I am writing you from the last leg of our long journey to Malawi. Our flights through Washington DC, Addis Ababa, Ethiopia were uneventful. I’ve never been on a plane with more children than the long flight to Addis.
I figured I would take this time to introduce you to our partner families.
Anne is a widow who lost her husband some years back. She currently takes care of her six children, ranging in age from 4 – 16. Anne engages in farming to earn a living and support her family.
Anne lives in a dilapidated house with one broken window. The house is built with unburnt bricks (made with just dirt and water) and a thatched grass roof. The house leaks heavily during the rainy season. In her own words Anne says “I’m not happy at all that my family does not stay together because of the size of my house, much more to continually use our neighbor’s latrine is not healthy but what can we do?”
On sanitation, the family does not have a latrine since theirs fell as such they now use the neighbor’s latrine, which threatens the health of the family.
Pelepetuwa is a 32-year old widow raising her five children. The children lost their father a while ago and thus Pelepetuwa has the responsibility to look after them all by herself. Pelepetuwa and one of her children are HIV positive.
In terms of shelter, the family’s house collapsed due to heavy rains and so they are being accommodated at Pelepetuwa’s oldest daughter’s house who has her own family; 3 children making it a total of 10 occupants in the house. The sister’s house is a small single-room house, built with unburnt bricks, a dirt floor, no windows and with very poor ventilation and one can only imagine having that many people in a house like that.
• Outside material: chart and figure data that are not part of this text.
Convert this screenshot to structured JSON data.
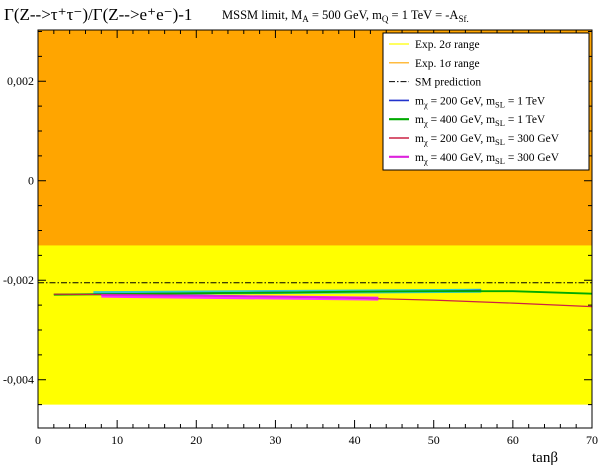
{
  "chart_data": {
    "type": "line",
    "title": "Γ(Z-->τ⁺τ⁻)/Γ(Z-->e⁺e⁻)-1",
    "subtitle": "MSSM limit, M_A = 500 GeV, m_Q = 1 TeV = -A_Sf.",
    "xlabel": "tanβ",
    "ylabel": "",
    "xlim": [
      0,
      70
    ],
    "ylim": [
      -0.00497,
      0.00303
    ],
    "x_ticks": [
      0,
      10,
      20,
      30,
      40,
      50,
      60,
      70
    ],
    "x_tick_labels": [
      "0",
      "10",
      "20",
      "30",
      "40",
      "50",
      "60",
      "70"
    ],
    "y_ticks": [
      0.002,
      0,
      -0.002,
      -0.004
    ],
    "y_tick_labels": [
      "0,002",
      "0",
      "-0,002",
      "-0,004"
    ],
    "grid": false,
    "legend_position": "top-right",
    "bands": [
      {
        "name": "Exp. 2σ range",
        "y": [
          -0.0045,
          0.00303
        ],
        "color": "#ffff00"
      },
      {
        "name": "Exp. 1σ range",
        "y": [
          -0.0013,
          0.00303
        ],
        "color": "#ffa500"
      }
    ],
    "sm_prediction": {
      "name": "SM prediction",
      "y": -0.00205,
      "color": "#000000",
      "style": "dash-dot"
    },
    "series": [
      {
        "name": "m_χ = 200 GeV, m_SL = 1 TeV",
        "color": "#2233cc",
        "width": 1.2,
        "x": [
          2,
          10,
          20,
          30,
          40,
          50,
          56
        ],
        "y": [
          -0.00228,
          -0.00227,
          -0.00226,
          -0.00224,
          -0.00223,
          -0.00222,
          -0.0022
        ]
      },
      {
        "name": "m_χ = 400 GeV, m_SL = 1 TeV",
        "color": "#00aa00",
        "width": 1.8,
        "x": [
          2,
          10,
          20,
          30,
          40,
          50,
          60,
          70
        ],
        "y": [
          -0.00229,
          -0.00228,
          -0.00226,
          -0.00225,
          -0.00223,
          -0.00222,
          -0.00222,
          -0.00227
        ]
      },
      {
        "name": "m_χ = 200 GeV, m_SL = 300 GeV",
        "color": "#cc2244",
        "width": 1.2,
        "x": [
          2,
          10,
          20,
          30,
          40,
          50,
          60,
          70
        ],
        "y": [
          -0.00228,
          -0.00229,
          -0.0023,
          -0.00233,
          -0.00236,
          -0.0024,
          -0.00246,
          -0.00253
        ]
      },
      {
        "name": "m_χ = 400 GeV, m_SL = 300 GeV",
        "color": "#dd22dd",
        "width": 1.8,
        "x": [
          8,
          20,
          30,
          43
        ],
        "y": [
          -0.0023,
          -0.00231,
          -0.00233,
          -0.00236
        ]
      }
    ],
    "highlights": [
      {
        "x": [
          7,
          56
        ],
        "y": [
          -0.00226,
          -0.00221
        ],
        "color": "#33cccc",
        "width": 4
      },
      {
        "x": [
          8,
          43
        ],
        "y": [
          -0.00231,
          -0.00237
        ],
        "color": "#ff33ff",
        "width": 4
      }
    ],
    "legend_labels": [
      {
        "text": "Exp. 2",
        "greek": "σ",
        "after": " range",
        "sub1": "",
        "mid": "",
        "sub2": ""
      },
      {
        "text": "Exp. 1",
        "greek": "σ",
        "after": " range",
        "sub1": "",
        "mid": "",
        "sub2": ""
      },
      {
        "text": "SM prediction",
        "greek": "",
        "after": "",
        "sub1": "",
        "mid": "",
        "sub2": ""
      },
      {
        "text": "m",
        "sub1": "χ",
        "mid": " = 200 GeV, m",
        "sub2": "SL",
        "after": " = 1 TeV",
        "greek": ""
      },
      {
        "text": "m",
        "sub1": "χ",
        "mid": " = 400 GeV, m",
        "sub2": "SL",
        "after": " = 1 TeV",
        "greek": ""
      },
      {
        "text": "m",
        "sub1": "χ",
        "mid": " = 200 GeV, m",
        "sub2": "SL",
        "after": " = 300 GeV",
        "greek": ""
      },
      {
        "text": "m",
        "sub1": "χ",
        "mid": " = 400 GeV, m",
        "sub2": "SL",
        "after": " = 300 GeV",
        "greek": ""
      }
    ]
  }
}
The family usually suffers from Malaria because they don’t have mosquito nets. They sometimes suffer from diarrhea especially during rainy season because they have a toilet which is in bad state.
The remainder of our travel was uneventful. Malawi now requires and $75 visa upon arrival. The process of paying for and acquiring the visa was extraordinarily slow. The goods news, all 17 of us were allowed into Malawi.
We are staying at the Kuka Executive Lodge, a comfortable moderate hotel. Consensus was we all had a good night’s sleep after the very long day(s) of travel. Door to door for us was roughly 30 hours. A few on our team were upwards of 40 hours. After being cooped up on a plane for so many hours our group took a long walk to a local grocery market to purchase a few comfort items (diet coke/chocolate). Two of our team members were able to experience a local form of transportation on the way home. Bicycle Taxi!
We had a lovely dinner at a local Indian/ Continental restaurant. Kevin and I were able to reconnect with Calvin and Amos, the operations manager and National Director respectively, of Habitat Malawi (HFHM). It felt comforting to meet up with what felt like old friends. We were updated on projects, opportunities and challenges currently ongoing with HFHM. Projects we heard about on our last trip have now gained momentum and are being implemented in country. Most notable is the Disaster Risk Reduction project in partnership with the Red Cross. Recurring natural disasters are a fact of life here in Malawi. Helping citizens to prepare and recover from disaster as a community is essential to their national well being.
Much of our team is currently at church. When they return, we will travel to Salima for a day of R&R and will begin our work early Monday morning.